The March on Washington, 1963
Throughout the late 60s and early 70s Dylan was a prolific yet unpredictable songwriter. After a profound reaction to a motorcycle crash and an exhaustive succession of shows on the back of commercial hits ‘Blonde on Blonde’ and ‘Highway 61 Revisited’, Dylan stopped touring for 8 years. Curtailing his reported addiction to amphetamines and brief but vivid encounters with heroin, Dylan had 4 children with his secret wife Sara Lownds. It is understood that Dylan did not take well to the pressure of worldwide fame, particularly disliking the deep division between the members of his fan-base. Those who appreciated the folky, politically aware Dylan and those who enjoyed his popular rock ‘n’ roll were famously at odds and his concerts represented this division (one hour unplugged followed by an hour of intense electric guitar). Dylan didn’t think there was an issue with appreciating both sides of his musical vocabulary, the poetic and personal content of his lyricism remaining present on all his records, however it seems this led to a confused period in Dylan’s life and ambitions.

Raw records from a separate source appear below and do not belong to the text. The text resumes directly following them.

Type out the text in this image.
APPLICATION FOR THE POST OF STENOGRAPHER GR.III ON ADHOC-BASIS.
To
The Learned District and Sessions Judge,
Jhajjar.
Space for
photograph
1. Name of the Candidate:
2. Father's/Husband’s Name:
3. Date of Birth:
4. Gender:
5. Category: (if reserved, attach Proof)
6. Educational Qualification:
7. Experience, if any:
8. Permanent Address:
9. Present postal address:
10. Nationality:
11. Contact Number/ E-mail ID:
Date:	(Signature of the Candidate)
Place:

The most dramatic change in Dylan’s personal ideology, and as such the most dramatic change in the topic of his songwriting, was a late-70s phase of born-again Christianity. Apportioning himself redemption from an early adulthood in which he stood as an iconoclastic spearhead of civil revolution, Dylan’s rejection of this Christ-like role seemed to turn full circle. Releasing two albums of gospel music that alienated a massive proportion of his fanbase, Dylan finally wanted to preach to the world at the exact moment they decided to stop listening. Never fully renouncing his faith in Jesus, but quickly returning to secular songwriting, Dylan’s confusing patterns of thought are typical of the unwitting hero: someone who is thrust into great circumstances, does great things and yet doesn’t fully appreciate or understand his own motives.
His songs, and the influence they had in questioning the social elite and dogmatic injustices of 20th century America, far outweigh the sum of their parts. Perhaps his own well-publicised attempts to interpret a personal morality are reflective of what a society must do so as not to blindly follow a political regime or caricature, constantly reassess its moral values. In that sense, his rejection of such adulation thrust upon him by the civil rights movement neatly represents his suspicion of authority. Only someone possessed by the revolutionary spark of youth could be so subconsciously wise, his music condensed fragments of a particularly interesting slice of history. Still alive today and consistently reinventing his musical style, Dylan recently released the album ‘Tempest’ to critical acclaim, influencing another generation with his wit and invention.